Exploring Sex Difference in Epigenetic and Transcription Regulatory MechanisMS Underlying Neuroglial and Behavioral Plasticity in the Prenatal Stress-Induced Mouse Model of Depression

Abstract

Depression is a debilitating neuropsychiatric disorder predicted to be the leading cause of disability by 2035 as per WHO, yet the underlying molecular mechanisms are unknown. Prenatal or gestational stress has a major contribution to many neuropsychiatric disorders, including depression. Here we have tried to study the effects of prenatal stress on the offspring’s hippocampus in late adulthood.

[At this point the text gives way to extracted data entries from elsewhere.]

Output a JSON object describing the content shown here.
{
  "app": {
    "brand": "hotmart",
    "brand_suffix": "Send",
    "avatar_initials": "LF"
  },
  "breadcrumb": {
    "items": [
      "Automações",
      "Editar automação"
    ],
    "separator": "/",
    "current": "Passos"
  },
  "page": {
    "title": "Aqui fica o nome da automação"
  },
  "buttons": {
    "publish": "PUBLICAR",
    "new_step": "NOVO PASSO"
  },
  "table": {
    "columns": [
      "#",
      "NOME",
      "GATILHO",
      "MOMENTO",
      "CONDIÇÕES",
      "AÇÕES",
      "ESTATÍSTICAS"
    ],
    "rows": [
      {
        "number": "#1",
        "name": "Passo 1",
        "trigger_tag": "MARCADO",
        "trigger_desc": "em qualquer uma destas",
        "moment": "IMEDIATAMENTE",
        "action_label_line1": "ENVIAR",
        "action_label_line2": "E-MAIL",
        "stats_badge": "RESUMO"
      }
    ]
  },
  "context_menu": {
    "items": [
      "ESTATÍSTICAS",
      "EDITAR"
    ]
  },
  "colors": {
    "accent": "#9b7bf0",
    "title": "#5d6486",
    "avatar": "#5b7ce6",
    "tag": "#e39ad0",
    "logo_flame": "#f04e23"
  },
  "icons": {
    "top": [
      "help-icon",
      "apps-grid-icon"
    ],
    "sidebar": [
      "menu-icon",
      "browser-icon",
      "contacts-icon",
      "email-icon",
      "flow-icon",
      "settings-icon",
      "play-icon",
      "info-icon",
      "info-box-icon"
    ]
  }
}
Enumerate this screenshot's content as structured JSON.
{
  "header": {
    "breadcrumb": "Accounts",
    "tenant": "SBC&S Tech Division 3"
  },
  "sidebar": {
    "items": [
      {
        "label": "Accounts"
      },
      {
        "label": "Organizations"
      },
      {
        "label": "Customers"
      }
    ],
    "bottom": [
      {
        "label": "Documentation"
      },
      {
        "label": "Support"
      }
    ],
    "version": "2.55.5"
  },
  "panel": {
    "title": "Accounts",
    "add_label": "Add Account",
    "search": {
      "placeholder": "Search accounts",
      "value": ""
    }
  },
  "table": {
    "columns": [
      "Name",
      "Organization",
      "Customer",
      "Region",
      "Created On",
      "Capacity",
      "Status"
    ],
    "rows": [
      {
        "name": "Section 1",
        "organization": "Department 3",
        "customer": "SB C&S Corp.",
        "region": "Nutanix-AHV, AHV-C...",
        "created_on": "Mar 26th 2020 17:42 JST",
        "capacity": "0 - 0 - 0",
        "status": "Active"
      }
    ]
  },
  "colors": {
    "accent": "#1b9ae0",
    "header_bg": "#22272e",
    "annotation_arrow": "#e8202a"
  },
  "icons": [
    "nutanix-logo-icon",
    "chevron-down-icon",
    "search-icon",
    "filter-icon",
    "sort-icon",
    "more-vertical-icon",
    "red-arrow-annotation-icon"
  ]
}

We used animal behavior paradigms to assess the anxiety and depression like phenotypes and indeed we were able to observe mood disorder phenotype in male offsprings and not in females. Our intense real time PCR studies to understand the epigenetic regulators involved in underlying neurobehavioural changes, specifically histone H3 and H4 lysine demethylases and lysine methyl trasferases. Western blot studies for assessing global changes in methylation specific epigenetic marks led us to uncover significant change in H3K4me3, H3K9me1 and H4K20me1, along with change in the transcript levels of demethylases/methyltransferases responsible for demethylating/methylating histone lysines. Previous lab microarray data had indicated alteration in some forkhead family transcription factors in hippocampus in sex biased manner. Here we successfully validated Foxb2 and Foxh1 in gender-specific manner. Further, our ChIP-qPCR analysis showed differential enrichment of Foxb2 on promoters of Sox2, Nestin and Synaptotagmin genes, the neurogenesis and neuroplasticity markers. Irrespective of the enrichment at the promoter region of genes that control neurogenesis, these genes were found upregulated in female while unaltered in male hippocampus. So from these novel data it is difficult to elucidate role of FoxB2 in neurogenesis; more studies are required to get better insight.